Which is way too bad, Paige thought. A well-placed earthquake would solve their current problem in a hurry. Instead she’d have to reply on one-quarter orb power and her wits to defeat the enemy.
“Guh-sheen toh dak!” Karen repeated the phrase Kate had used to reverse the spell holding the Dor’chacht’s powers in their artifacts. She dropped her shield and raised her flute to her mouth, but she did not play. She inhaled the crackling bursts of crimson magic, taking back the power she had relinquished long ago.
Standing on the floor of a bewitched valley with three savage practitioners of the ancient black arts, Paige could no longer think of Kevin, Kate, and Karen by their twenty-first-century names. As each one’s power was restored, they became Tov’reh, Ce’kahn, and Sh’tara.
Ce’kahn moved her finger in a zigzag pattern, whipping up a spastic wind to plague the three Charmed witches.
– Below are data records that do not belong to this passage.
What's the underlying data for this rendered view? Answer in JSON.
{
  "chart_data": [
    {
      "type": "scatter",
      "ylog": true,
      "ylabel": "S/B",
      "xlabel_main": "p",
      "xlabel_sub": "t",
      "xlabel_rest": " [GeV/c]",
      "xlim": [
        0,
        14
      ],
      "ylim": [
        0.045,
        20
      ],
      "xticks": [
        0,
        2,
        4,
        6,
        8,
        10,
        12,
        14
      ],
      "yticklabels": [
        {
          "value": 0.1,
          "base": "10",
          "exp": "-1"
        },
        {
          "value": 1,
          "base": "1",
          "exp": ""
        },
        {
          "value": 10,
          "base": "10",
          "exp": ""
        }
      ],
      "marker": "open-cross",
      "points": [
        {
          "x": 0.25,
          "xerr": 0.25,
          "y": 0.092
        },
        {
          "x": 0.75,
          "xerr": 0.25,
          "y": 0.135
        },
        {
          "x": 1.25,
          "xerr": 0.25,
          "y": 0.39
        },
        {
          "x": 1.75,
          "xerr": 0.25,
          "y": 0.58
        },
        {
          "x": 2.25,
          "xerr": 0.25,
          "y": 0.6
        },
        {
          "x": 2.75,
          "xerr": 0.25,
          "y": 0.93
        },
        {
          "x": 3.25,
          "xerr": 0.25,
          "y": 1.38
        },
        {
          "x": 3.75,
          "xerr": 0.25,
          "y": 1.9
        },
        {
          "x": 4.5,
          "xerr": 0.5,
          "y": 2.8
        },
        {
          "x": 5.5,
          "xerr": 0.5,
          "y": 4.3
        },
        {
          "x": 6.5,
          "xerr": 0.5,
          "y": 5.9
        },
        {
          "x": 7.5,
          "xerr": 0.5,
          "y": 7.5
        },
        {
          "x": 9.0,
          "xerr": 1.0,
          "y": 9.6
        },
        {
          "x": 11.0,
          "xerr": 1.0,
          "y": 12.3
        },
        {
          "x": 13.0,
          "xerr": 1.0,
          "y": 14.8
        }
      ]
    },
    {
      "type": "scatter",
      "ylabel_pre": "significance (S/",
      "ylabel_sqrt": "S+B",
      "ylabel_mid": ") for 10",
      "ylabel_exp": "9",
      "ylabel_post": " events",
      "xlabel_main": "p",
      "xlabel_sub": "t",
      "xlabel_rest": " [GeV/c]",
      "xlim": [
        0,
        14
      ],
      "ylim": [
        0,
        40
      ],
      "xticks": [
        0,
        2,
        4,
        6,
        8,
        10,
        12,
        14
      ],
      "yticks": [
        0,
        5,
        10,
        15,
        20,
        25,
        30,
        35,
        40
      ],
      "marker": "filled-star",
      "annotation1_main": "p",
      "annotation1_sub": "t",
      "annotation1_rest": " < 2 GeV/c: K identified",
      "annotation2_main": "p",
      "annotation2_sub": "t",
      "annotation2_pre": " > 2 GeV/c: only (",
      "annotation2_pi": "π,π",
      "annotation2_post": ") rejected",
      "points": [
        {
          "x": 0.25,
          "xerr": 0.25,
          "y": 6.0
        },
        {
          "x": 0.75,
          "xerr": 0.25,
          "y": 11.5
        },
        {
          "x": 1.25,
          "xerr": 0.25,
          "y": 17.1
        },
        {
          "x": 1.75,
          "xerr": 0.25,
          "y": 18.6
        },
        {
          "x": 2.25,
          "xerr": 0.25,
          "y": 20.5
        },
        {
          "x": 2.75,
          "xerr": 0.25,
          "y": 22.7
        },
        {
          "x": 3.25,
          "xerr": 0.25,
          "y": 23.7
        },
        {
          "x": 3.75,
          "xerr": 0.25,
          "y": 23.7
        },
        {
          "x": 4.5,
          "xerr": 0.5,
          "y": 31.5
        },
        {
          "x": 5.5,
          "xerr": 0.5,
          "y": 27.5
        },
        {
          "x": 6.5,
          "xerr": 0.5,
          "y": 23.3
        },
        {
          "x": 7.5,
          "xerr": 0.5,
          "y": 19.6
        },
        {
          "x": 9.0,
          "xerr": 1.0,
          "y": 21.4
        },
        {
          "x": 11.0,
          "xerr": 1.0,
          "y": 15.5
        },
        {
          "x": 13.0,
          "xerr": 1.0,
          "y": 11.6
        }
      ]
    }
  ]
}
“Now what?” Piper used both hands to keep her windblown hair off her face. A purple bruise blossomed on the arm she had hurt when she had fallen out of the transport tunnel.
Phoebe shrugged. “Darned if I know.”
“If we don’t do something quick,” Piper went on, “it’ll be too late to do anything.”
“There’s something we’re missing,” Paige shouted back as Tov’reh raised his staff. “It’s right on the tip of my mind, but I just can’t seem to grasp it.”